Backed by the Humane Society of the United States, Proposition 2 is meant to end supposed inhumane confinement of specified animals on large factory farms by forcing farmers to end the practice of keeping animals so closely confined that they are physically unable to turn around, lie down or fully extend their legs or wings. Proponents claim that battery cages lead to higher concentrations of bird feces coming in contact with eggs, increasing the risk of salmonella, and claim that moving away from the battery-cage system will lead to a healthier food supply.

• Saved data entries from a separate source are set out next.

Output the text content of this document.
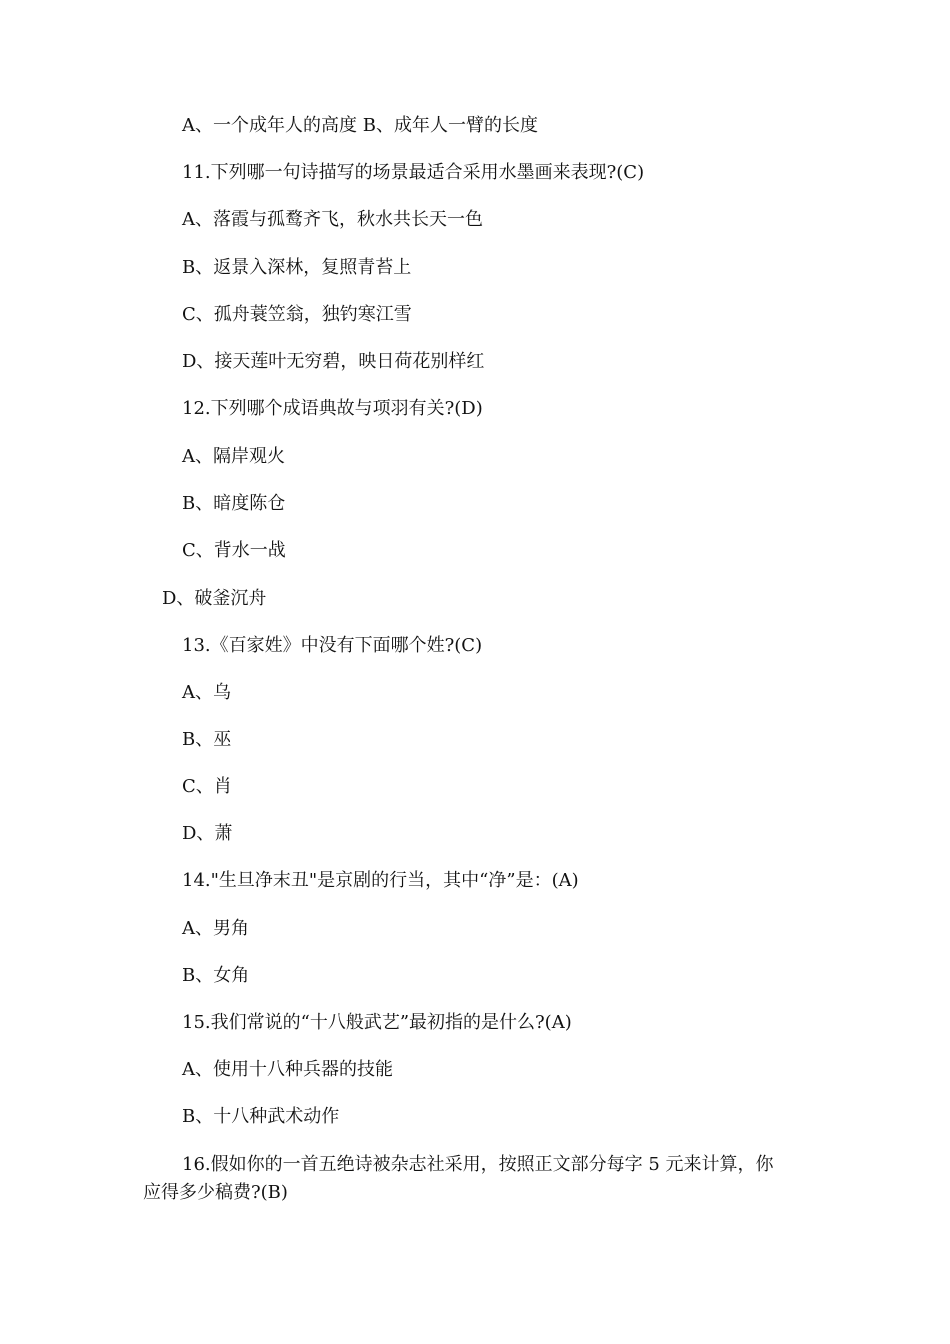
A、一个成年人的高度 B、成年人一臂的长度
11.下列哪一句诗描写的场景最适合采用水墨画来表现?(C)
A、落霞与孤鹜齐飞，秋水共长天一色
B、返景入深林，复照青苔上
C、孤舟蓑笠翁，独钓寒江雪
D、接天莲叶无穷碧，映日荷花别样红
12.下列哪个成语典故与项羽有关?(D)
A、隔岸观火
B、暗度陈仓
C、背水一战
D、破釜沉舟
13.《百家姓》中没有下面哪个姓?(C)
A、乌
B、巫
C、肖
D、萧
14."生旦净末丑"是京剧的行当，其中“净”是：(A)
A、男角
B、女角
15.我们常说的“十八般武艺”最初指的是什么?(A)
A、使用十八种兵器的技能
B、十八种武术动作
16.假如你的一首五绝诗被杂志社采用，按照正文部分每字 5 元来计算，你
应得多少稿费?(B)
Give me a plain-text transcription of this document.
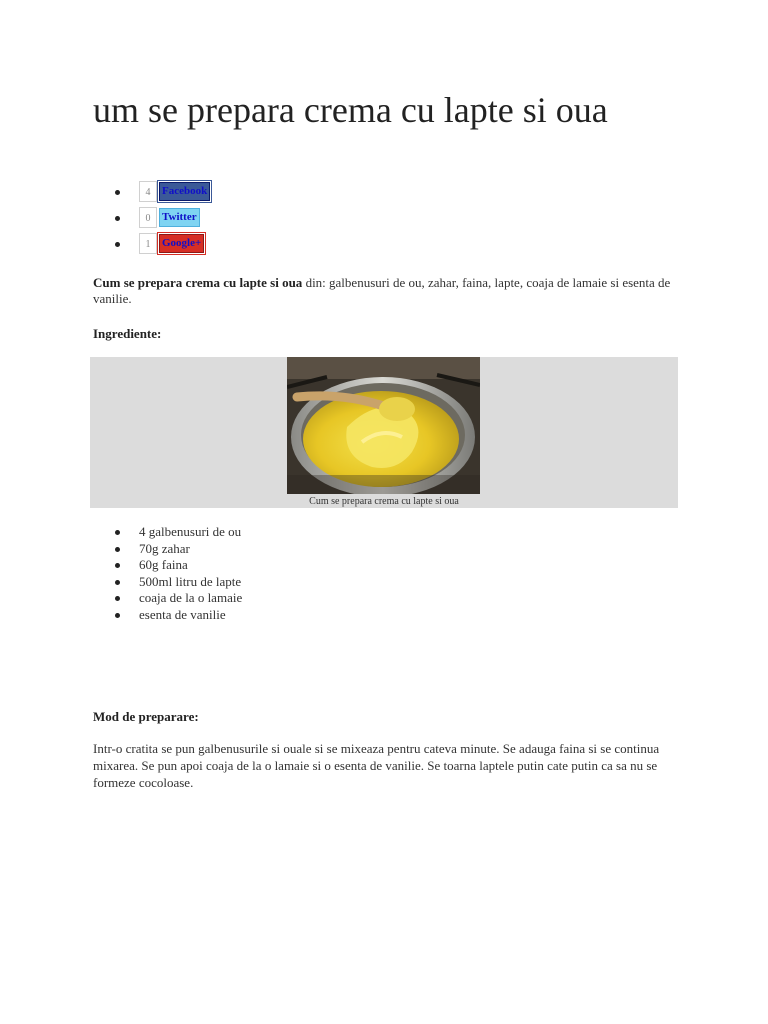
um se prepara crema cu lapte si oua
4	Facebook
0	Twitter
1	Google+

Cum se prepara crema cu lapte si oua din: galbenusuri de ou, zahar, faina, lapte, coaja de lamaie si esenta de vanilie.

Ingrediente:

Cum se prepara crema cu lapte si oua
4 galbenusuri de ou
70g zahar
60g faina
500ml litru de lapte
coaja de la o lamaie
esenta de vanilie

Mod de preparare:

Intr-o cratita se pun galbenusurile si ouale si se mixeaza pentru cateva minute. Se adauga faina si se continua mixarea. Se pun apoi coaja de la o lamaie si o esenta de vanilie. Se toarna laptele putin cate putin ca sa nu se formeze cocoloase.
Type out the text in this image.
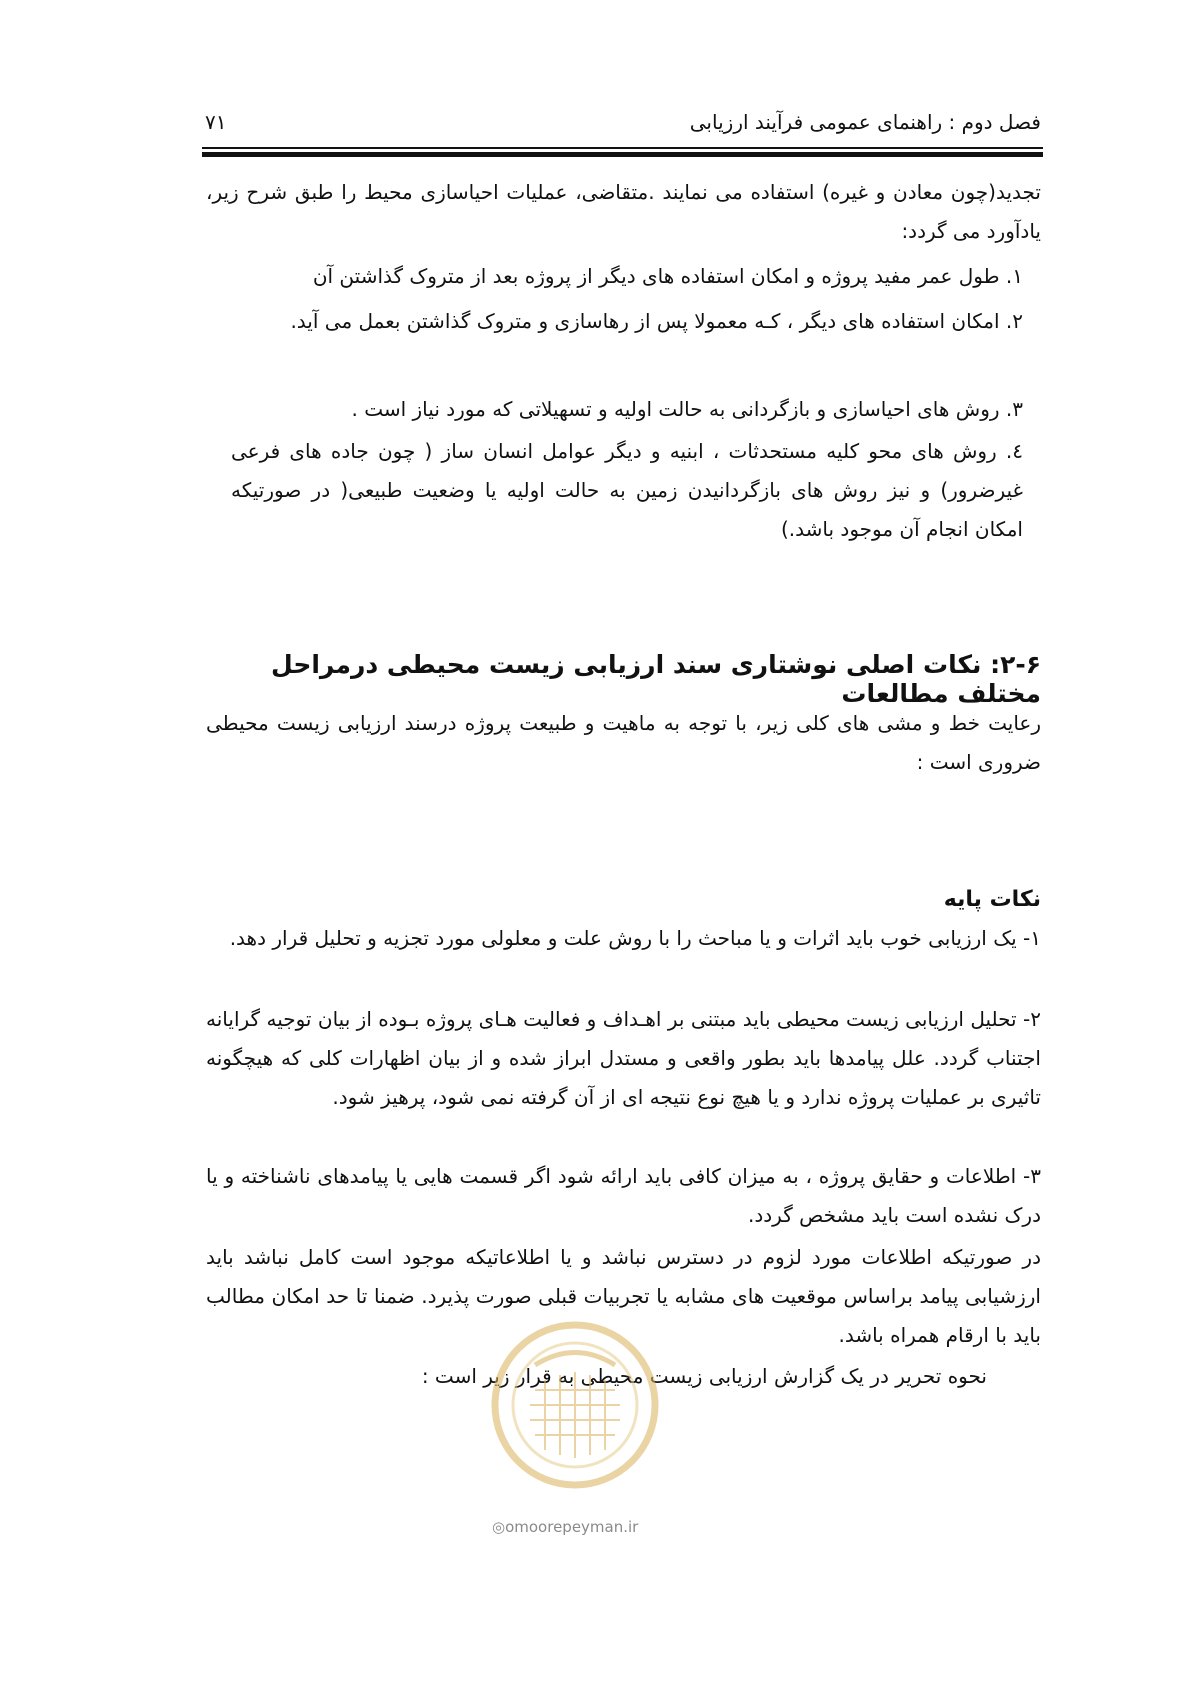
فصل دوم : راهنمای عمومی فرآیند ارزیابی
۷۱
تجدید(چون معادن و غیره) استفاده می نمایند .متقاضی، عملیات احیاسازی محیط را طبق شرح زیر، یادآورد می گردد:
۱. طول عمر مفید پروژه و امکان استفاده های دیگر از پروژه بعد از متروک گذاشتن آن
۲. امکان استفاده های دیگر ، کـه معمولا پس از رهاسازی و متروک گذاشتن بعمل می آید.
۳. روش های احیاسازی و بازگردانی به حالت اولیه و تسهیلاتی که مورد نیاز است .
٤. روش های محو کلیه مستحدثات ، ابنیه و دیگر عوامل انسان ساز ( چون جاده های فرعی غیرضرور) و نیز روش های بازگردانیدن زمین به حالت اولیه یا وضعیت طبیعی( در صورتیکه امکان انجام آن موجود باشد.)
۲-۶: نکات اصلی نوشتاری سند ارزیابی زیست محیطی درمراحل مختلف مطالعات
رعایت خط و مشی های کلی زیر، با توجه به ماهیت و طبیعت پروژه درسند ارزیابی زیست محیطی ضروری است :
نکات پایه
۱- یک ارزیابی خوب باید اثرات و یا مباحث را با روش علت و معلولی مورد تجزیه و تحلیل قرار دهد.
۲- تحلیل ارزیابی زیست محیطی باید مبتنی بر اهـداف و فعالیت هـای پروژه بـوده از بیان توجیه گرایانه اجتناب گردد. علل پیامدها باید بطور واقعی و مستدل ابراز شده و از بیان اظهارات کلی که هیچگونه تاثیری بر عملیات پروژه ندارد و یا هیچ نوع نتیجه ای از آن گرفته نمی شود، پرهیز شود.
۳- اطلاعات و حقایق پروژه ، به میزان کافی باید ارائه شود اگر قسمت هایی یا پیامدهای ناشناخته و یا درک نشده است باید مشخص گردد.
در صورتیکه اطلاعات مورد لزوم در دسترس نباشد و یا اطلاعاتیکه موجود است کامل نباشد باید ارزشیابی پیامد براساس موقعیت های مشابه یا تجربیات قبلی صورت پذیرد. ضمنا تا حد امکان مطالب باید با ارقام همراه باشد.
نحوه تحریر در یک گزارش ارزیابی زیست محیطی به قرار زیر است :
◎omoorepeyman.ir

But because state farmers must already adhere to established regulations set by the California Egg Quality Assurance Plan, which requires that farmers use the most modern egg-farming techniques and standards, the risk of egg-related salmonella infections is virtually nonexistent even within battery-cage systems. In fact, the California Department of Food and Agriculture has not found a single salmonella case linked to eggs produced in the state in nearly a decade. And the modern systems used by egg farms effectively separate feces from coming into contact with the eggs.
Furthermore, Proposition 2 will eliminate Californians’ ability to purchase locally grown eggs, because the industry will compensate for the changes in California law by simply importing eggs from other places.
Although cruelty to animals is abhorrent and the parts of the initiative regulating veal and pork farmers are worthy, Californians would be irresponsible to pass Proposition 2 as is because of the extremely negative economic impacts it will bring to the state egg industry. At a time when the economy is so fragile, the drastic changes outlined by Proposition 2 will do more harm than good for California. In this case, the egg definitely should come before the chicken.